User:Andrew Perry/Notebook/bbGibson/Gibson assembly protocol
Reproduced based on RFC57 and Gibson et al, 2009.
5x isothermal reaction buffer:
- 25% PEG-8000
- 500 mM Tris-HCl pH 7.5
- 50 mM MgCl2,
- 50mM DTT
- 5mM NAD
- 1mM each of the four dNTPs
1.33x Gibson Master Mix:
- Taq ligase (40u/ul): 50 ul
- 5x isothermal buffer: 100 ul
- T5 exonuclease (1u/ul): 2 ul
- Phusion polymerase (2u/ul): 6.25 ul
- Nuclease-free water: 216.75 ul
Total volume: 375 ul
Gibson reports that this master mix can be stored at -20 °C for up to a year without significant loss of activity.
DNA assembly reaction (20 ul total volume):
- 15 ul 1.33x Gibson master mix
- DNA fragments (kit purified PCR products): approximately 10–100 ng of each for 6 kb DNA segments, equimolar amounts.

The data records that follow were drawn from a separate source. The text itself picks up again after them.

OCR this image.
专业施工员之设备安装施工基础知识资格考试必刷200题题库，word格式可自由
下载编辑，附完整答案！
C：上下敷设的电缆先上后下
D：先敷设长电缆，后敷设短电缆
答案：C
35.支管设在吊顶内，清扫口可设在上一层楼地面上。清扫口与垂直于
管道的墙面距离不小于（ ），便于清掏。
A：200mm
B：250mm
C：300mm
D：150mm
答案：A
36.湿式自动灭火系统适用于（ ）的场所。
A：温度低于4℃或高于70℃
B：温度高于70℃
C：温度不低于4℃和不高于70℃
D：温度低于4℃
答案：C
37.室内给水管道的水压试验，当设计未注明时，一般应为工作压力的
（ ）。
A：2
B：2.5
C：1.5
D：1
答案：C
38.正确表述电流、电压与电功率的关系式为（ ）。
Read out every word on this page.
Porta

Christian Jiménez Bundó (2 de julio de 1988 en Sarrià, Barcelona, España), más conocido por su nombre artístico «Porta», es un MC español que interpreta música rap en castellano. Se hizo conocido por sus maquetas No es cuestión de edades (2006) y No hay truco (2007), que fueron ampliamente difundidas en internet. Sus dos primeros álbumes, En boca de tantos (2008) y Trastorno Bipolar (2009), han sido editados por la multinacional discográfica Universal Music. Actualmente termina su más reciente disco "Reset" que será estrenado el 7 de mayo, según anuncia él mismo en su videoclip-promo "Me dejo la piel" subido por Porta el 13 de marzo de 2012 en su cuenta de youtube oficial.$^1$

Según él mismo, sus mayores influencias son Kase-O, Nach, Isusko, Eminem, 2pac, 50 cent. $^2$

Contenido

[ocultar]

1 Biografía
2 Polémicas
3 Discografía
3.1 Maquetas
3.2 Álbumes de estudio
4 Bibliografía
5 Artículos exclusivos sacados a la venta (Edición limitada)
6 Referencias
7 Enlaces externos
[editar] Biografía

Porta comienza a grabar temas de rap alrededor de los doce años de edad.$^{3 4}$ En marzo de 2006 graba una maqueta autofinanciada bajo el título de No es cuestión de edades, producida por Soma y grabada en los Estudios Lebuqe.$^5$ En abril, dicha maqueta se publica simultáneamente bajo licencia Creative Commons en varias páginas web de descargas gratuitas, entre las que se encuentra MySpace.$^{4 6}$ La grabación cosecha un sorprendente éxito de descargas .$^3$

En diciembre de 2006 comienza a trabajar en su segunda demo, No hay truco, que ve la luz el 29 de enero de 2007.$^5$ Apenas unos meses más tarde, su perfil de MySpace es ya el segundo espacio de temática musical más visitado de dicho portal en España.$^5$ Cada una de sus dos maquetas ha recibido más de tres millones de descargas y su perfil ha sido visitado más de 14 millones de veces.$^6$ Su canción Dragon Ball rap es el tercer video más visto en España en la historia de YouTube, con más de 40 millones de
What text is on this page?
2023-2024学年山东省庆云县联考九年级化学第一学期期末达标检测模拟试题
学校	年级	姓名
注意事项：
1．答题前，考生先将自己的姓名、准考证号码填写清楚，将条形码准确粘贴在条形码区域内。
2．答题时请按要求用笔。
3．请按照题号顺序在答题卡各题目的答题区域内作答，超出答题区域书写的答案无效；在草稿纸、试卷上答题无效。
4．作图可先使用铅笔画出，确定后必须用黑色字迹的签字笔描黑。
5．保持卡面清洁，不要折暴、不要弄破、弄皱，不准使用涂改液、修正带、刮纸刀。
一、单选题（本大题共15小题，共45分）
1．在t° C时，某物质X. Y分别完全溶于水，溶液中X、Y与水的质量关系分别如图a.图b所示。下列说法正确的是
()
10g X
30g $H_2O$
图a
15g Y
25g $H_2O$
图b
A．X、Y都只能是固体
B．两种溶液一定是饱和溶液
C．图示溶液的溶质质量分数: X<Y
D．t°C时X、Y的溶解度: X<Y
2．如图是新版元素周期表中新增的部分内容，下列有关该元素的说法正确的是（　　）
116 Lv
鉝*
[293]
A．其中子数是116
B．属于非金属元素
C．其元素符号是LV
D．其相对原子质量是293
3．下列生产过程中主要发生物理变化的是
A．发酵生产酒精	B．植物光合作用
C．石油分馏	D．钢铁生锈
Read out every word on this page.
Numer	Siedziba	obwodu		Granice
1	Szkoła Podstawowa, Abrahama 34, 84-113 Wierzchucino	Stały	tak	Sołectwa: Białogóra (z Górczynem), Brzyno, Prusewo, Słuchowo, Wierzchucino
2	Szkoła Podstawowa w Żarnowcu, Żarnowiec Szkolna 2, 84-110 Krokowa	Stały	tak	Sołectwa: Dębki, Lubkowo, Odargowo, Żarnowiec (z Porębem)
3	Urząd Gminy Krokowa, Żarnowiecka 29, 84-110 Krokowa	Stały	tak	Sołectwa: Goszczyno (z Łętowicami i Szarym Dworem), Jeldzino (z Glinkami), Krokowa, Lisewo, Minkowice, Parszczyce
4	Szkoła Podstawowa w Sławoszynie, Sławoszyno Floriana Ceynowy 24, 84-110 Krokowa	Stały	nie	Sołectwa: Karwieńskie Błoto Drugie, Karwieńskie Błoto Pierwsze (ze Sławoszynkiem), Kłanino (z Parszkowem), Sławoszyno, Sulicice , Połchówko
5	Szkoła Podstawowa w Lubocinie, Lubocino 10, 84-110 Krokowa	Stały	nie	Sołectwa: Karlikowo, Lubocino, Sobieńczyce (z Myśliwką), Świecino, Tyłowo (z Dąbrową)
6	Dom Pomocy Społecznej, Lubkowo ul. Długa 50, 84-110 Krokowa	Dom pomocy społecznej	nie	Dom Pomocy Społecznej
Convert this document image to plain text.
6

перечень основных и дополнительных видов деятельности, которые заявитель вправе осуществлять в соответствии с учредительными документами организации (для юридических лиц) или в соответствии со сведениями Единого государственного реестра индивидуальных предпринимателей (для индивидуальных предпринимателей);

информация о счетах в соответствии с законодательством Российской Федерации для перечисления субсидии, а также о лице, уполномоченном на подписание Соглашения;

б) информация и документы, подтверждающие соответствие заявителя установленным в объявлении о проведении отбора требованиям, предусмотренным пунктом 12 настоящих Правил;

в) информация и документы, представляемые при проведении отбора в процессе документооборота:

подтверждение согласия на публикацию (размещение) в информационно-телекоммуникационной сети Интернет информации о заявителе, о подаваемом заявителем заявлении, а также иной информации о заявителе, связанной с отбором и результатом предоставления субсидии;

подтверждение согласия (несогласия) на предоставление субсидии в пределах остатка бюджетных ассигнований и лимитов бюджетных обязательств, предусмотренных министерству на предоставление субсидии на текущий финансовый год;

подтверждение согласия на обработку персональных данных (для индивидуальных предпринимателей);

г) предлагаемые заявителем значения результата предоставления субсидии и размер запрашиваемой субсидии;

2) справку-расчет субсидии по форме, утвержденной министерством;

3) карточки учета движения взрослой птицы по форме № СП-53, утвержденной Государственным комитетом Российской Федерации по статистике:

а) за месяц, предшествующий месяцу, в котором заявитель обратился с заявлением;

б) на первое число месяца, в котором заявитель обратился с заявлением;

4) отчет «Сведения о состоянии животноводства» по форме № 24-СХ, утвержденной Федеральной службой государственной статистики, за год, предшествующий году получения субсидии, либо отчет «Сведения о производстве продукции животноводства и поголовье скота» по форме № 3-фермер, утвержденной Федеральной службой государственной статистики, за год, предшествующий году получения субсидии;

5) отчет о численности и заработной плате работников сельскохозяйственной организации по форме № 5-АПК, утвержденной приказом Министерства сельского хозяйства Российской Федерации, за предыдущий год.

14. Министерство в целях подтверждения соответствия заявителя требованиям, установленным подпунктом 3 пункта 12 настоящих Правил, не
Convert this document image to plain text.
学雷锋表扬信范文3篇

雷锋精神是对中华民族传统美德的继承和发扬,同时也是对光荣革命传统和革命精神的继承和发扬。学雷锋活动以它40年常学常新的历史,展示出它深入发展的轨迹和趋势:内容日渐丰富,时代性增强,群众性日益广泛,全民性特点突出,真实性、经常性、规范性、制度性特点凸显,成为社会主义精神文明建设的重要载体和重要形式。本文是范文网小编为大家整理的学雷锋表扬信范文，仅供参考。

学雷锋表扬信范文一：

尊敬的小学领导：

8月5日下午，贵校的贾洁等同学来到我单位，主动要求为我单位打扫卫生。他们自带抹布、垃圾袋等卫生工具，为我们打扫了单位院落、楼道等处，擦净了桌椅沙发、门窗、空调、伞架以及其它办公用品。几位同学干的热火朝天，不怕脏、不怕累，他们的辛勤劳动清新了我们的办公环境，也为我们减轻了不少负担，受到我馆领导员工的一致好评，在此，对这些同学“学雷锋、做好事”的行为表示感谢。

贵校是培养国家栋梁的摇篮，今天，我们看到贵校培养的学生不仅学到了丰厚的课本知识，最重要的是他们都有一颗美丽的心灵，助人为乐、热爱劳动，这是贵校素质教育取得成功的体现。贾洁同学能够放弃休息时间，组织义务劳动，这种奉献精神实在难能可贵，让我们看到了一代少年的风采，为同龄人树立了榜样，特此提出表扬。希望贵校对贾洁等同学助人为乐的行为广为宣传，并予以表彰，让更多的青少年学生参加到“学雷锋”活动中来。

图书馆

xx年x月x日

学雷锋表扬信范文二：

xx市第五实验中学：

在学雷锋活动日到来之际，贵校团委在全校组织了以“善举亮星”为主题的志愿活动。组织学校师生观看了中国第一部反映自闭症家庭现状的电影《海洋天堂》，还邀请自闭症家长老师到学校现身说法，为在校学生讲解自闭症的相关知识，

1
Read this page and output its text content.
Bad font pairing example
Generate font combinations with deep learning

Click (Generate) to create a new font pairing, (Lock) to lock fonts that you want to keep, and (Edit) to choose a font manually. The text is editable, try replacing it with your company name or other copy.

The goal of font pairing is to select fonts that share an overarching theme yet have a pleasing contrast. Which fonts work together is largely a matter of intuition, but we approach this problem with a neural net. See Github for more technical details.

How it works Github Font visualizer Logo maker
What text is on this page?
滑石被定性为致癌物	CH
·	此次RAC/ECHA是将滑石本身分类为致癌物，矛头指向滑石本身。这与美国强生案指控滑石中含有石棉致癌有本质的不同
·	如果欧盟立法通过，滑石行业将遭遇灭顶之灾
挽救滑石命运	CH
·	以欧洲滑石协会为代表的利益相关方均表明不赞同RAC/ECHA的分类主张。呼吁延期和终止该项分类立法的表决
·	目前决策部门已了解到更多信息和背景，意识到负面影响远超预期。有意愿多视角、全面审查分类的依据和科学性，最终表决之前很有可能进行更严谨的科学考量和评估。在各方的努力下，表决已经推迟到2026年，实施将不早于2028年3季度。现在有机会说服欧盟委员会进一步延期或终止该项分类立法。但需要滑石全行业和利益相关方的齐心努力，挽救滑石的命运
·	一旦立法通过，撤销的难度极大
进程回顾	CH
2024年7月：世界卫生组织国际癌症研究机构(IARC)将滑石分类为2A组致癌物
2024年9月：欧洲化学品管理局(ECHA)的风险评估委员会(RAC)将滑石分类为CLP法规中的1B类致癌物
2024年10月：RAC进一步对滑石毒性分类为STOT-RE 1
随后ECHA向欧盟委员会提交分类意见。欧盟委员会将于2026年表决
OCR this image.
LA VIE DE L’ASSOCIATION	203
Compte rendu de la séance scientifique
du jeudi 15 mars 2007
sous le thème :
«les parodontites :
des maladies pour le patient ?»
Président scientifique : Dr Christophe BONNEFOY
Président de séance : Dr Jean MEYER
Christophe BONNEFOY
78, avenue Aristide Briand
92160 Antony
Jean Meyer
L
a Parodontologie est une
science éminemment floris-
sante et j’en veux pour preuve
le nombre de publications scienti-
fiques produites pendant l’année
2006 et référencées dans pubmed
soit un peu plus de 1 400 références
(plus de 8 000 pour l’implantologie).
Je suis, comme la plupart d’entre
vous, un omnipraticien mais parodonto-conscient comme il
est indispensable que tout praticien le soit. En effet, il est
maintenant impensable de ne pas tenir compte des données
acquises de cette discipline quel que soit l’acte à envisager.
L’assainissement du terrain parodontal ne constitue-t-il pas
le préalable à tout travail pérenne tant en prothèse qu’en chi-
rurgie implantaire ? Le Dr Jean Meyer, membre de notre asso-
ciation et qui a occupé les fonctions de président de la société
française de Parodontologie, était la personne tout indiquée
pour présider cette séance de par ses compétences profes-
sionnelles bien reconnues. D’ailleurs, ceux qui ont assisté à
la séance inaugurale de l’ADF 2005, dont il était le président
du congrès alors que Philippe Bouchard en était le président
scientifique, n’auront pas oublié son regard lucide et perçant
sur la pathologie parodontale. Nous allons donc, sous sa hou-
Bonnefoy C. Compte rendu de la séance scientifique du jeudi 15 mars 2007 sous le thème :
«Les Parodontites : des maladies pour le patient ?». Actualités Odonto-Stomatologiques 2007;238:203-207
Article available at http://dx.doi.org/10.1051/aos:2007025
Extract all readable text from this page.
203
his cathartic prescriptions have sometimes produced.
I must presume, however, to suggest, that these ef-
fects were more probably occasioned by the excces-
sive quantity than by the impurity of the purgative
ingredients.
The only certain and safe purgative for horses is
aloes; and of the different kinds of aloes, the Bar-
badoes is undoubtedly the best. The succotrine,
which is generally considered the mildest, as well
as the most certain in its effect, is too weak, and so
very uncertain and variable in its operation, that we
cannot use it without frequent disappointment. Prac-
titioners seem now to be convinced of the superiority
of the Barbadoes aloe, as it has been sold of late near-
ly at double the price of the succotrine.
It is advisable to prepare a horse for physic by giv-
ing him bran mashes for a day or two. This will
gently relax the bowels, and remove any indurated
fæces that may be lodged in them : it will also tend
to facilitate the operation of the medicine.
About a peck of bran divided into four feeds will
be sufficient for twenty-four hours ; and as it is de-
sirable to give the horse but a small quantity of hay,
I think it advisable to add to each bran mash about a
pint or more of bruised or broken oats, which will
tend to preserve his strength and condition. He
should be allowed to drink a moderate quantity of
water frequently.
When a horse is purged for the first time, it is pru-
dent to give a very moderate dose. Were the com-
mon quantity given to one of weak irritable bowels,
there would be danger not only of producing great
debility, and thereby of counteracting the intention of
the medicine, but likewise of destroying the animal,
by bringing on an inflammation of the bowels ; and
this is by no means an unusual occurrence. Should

For larger DNA segments, proportional amounts of DNA should be used (for example, 250 ng of each 150 kb DNA segment).
(this suggests for a 2.5 kb pSB1x3 series vector and ~ 1 kb parts, 10 - 20 ng each should be enough, given that these are all smaller than 6 kb ?)
- Sterile nuclease-free water up to a volume of 20 ul
Incubate at 50 °C for 15 to 60 min, (60 min incubations are reported to be optimal).
Transform the entire reaction into competent cells.